Dr. Husam Zomlot, a top strategic aide to Palestinian President Mahmoud Abbas, blasted the law, saying "it embraces the agenda of radical settlers. The law that passed in the Knesset kills any chance left to the two-state solution and will bring about the collapse of the strategy embraced by the international community to solve the conflict."
"This law forces the Palestinian to rethink their relations with Israel, but first and foremost, it requires the world to work against Israel's destructiveness and that of Netanyahu's government that ignores the entire world and international law," Zomlot added, saying that "it seems like the Palestinians have lost now, in the short term, but in the long term we well all lose because of this policy."
The Joint List, the main Israeli Arab party, also blasted the law, saying "it legitimizes the crimes of the occupation, legitimizes the theft of Palestinian land, executes the diplomatic solution [to the conflict] and seals off any chance of peace."
Adalah - the Legal Center for Arab Minority Rights in Israel said it would take the law to the high court.

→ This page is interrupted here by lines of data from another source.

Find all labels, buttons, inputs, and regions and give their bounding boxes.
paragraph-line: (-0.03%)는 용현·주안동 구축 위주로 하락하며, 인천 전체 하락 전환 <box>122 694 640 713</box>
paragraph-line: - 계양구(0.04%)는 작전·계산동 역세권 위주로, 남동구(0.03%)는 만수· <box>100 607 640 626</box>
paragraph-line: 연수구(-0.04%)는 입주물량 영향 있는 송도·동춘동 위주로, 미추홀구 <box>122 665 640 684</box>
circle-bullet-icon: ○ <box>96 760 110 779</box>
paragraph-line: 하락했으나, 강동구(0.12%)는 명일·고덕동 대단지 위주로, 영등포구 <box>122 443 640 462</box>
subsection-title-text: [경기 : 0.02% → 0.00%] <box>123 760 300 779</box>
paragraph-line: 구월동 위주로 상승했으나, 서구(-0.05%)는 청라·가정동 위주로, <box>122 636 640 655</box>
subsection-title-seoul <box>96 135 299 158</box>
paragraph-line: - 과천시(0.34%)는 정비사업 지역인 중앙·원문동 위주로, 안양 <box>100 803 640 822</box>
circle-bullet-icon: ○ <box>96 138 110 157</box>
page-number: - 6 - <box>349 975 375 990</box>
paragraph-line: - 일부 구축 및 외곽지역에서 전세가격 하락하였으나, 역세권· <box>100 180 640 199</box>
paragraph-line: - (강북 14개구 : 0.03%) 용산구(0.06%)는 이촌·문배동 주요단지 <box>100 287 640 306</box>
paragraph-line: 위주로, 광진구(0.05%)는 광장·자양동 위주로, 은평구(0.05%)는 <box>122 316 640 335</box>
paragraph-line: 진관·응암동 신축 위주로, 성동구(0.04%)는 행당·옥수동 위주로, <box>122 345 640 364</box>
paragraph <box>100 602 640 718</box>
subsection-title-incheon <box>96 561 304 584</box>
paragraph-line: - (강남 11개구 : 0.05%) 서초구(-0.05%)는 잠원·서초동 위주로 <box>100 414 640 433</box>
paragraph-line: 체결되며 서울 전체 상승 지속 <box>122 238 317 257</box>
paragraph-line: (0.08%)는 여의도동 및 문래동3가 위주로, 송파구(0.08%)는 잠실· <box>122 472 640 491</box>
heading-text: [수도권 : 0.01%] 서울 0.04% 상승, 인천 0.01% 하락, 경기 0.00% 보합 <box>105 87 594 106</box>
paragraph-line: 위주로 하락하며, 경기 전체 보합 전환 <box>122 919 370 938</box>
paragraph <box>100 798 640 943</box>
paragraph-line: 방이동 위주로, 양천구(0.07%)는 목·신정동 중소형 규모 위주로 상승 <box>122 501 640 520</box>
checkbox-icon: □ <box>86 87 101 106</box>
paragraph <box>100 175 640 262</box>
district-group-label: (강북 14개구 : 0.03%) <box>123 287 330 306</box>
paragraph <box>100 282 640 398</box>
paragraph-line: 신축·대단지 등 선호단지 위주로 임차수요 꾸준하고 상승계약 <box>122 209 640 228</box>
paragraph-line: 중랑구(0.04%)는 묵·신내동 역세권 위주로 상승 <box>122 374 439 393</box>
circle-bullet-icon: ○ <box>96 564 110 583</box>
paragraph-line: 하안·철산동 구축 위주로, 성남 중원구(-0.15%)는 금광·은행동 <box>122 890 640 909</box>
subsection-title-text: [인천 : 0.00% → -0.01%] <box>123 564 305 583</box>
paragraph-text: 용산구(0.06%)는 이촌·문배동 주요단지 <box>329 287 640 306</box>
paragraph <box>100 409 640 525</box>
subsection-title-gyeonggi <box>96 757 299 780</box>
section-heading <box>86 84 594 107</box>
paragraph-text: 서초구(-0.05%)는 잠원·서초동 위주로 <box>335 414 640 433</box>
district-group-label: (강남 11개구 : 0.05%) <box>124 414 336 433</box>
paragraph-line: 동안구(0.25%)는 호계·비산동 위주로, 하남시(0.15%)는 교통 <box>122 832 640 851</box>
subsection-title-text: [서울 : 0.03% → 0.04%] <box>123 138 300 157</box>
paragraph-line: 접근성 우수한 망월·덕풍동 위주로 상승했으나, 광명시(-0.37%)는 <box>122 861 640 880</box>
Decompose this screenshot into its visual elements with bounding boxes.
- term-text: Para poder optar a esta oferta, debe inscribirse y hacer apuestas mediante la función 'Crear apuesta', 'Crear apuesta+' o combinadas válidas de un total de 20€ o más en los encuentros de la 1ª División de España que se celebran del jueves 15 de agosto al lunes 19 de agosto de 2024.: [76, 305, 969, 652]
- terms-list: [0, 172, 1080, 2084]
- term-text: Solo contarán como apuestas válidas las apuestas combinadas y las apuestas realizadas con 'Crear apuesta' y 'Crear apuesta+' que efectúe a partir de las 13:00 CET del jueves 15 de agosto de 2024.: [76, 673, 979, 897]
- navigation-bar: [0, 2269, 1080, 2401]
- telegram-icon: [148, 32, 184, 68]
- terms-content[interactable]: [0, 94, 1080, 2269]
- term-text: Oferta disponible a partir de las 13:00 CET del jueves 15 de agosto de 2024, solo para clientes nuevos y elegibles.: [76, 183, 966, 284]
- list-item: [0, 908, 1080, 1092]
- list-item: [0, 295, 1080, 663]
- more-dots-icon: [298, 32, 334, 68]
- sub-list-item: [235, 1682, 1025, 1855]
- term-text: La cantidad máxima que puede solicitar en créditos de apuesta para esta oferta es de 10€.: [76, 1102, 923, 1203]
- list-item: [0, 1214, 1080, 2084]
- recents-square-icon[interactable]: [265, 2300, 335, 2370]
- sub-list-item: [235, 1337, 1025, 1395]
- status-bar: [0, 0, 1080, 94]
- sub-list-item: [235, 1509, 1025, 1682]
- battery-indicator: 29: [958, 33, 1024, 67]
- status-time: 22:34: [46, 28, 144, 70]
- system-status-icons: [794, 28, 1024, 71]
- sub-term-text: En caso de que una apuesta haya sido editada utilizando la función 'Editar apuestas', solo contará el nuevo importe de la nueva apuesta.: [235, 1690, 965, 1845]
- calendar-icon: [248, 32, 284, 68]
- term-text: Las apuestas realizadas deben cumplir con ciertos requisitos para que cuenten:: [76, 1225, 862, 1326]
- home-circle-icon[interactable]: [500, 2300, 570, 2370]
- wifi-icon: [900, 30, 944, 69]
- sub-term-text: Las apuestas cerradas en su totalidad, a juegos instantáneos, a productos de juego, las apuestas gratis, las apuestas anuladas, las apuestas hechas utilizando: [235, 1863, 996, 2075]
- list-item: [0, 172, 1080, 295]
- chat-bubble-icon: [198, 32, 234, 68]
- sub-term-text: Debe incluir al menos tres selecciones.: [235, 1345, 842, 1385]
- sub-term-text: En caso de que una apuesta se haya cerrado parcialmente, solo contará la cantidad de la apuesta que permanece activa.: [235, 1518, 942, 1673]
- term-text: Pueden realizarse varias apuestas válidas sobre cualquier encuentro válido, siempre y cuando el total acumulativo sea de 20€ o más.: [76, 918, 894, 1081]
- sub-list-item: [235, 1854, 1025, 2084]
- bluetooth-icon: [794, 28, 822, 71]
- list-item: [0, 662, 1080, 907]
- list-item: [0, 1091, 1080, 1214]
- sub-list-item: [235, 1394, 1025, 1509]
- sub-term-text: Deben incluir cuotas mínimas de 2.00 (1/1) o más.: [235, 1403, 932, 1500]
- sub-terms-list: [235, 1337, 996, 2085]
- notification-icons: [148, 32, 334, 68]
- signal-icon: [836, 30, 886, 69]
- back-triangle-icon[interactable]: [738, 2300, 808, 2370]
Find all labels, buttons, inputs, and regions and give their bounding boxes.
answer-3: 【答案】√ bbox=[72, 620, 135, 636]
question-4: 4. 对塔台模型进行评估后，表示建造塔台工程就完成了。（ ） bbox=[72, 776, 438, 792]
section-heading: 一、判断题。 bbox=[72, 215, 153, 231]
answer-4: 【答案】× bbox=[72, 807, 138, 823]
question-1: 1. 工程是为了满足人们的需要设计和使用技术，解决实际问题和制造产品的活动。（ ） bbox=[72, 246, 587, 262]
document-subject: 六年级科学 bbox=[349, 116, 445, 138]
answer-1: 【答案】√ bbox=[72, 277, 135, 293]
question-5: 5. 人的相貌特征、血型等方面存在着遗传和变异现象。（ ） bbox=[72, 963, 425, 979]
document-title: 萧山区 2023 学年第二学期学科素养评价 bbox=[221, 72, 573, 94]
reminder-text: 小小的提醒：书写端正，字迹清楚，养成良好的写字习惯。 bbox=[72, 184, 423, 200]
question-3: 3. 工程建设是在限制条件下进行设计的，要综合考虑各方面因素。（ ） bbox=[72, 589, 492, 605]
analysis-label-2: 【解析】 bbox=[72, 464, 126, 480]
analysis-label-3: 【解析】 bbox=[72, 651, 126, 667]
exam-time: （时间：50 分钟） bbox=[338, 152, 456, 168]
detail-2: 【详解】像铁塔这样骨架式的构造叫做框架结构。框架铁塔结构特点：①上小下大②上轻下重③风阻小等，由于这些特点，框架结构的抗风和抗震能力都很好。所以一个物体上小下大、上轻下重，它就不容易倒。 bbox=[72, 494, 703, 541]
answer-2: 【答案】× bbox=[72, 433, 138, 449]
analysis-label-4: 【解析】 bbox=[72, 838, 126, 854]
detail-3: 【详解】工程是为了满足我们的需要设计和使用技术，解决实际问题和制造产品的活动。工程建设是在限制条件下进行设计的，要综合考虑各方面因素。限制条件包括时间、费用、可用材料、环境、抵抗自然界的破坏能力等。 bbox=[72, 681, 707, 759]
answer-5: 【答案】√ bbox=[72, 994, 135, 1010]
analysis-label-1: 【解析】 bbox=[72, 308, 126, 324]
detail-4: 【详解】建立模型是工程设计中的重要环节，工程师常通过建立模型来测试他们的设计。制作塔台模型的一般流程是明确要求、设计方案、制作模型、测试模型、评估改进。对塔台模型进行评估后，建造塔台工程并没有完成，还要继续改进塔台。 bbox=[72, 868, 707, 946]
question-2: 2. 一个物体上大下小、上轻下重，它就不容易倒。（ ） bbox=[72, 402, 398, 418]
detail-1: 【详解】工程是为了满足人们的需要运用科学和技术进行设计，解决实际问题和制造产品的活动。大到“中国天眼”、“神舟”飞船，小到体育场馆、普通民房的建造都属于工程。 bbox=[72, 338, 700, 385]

Suhad Bashara, a lawyer for the organization, said the law "severely infringe on Palestinians residents and refugees' right to private property."
The vote on the bill, which paves the way for legalizing illegal construction on Palestinian land throughout the West Bank was postponed about a month and a half ago. According to the most recent version of the bill obtained by Haaretz, in the first stage, enforcement measures against 16 settlements and outposts will be suspended for a period of one year from the publication of the law.
Over the course of the year, a decision will be made as to whether these lands can be expropriated.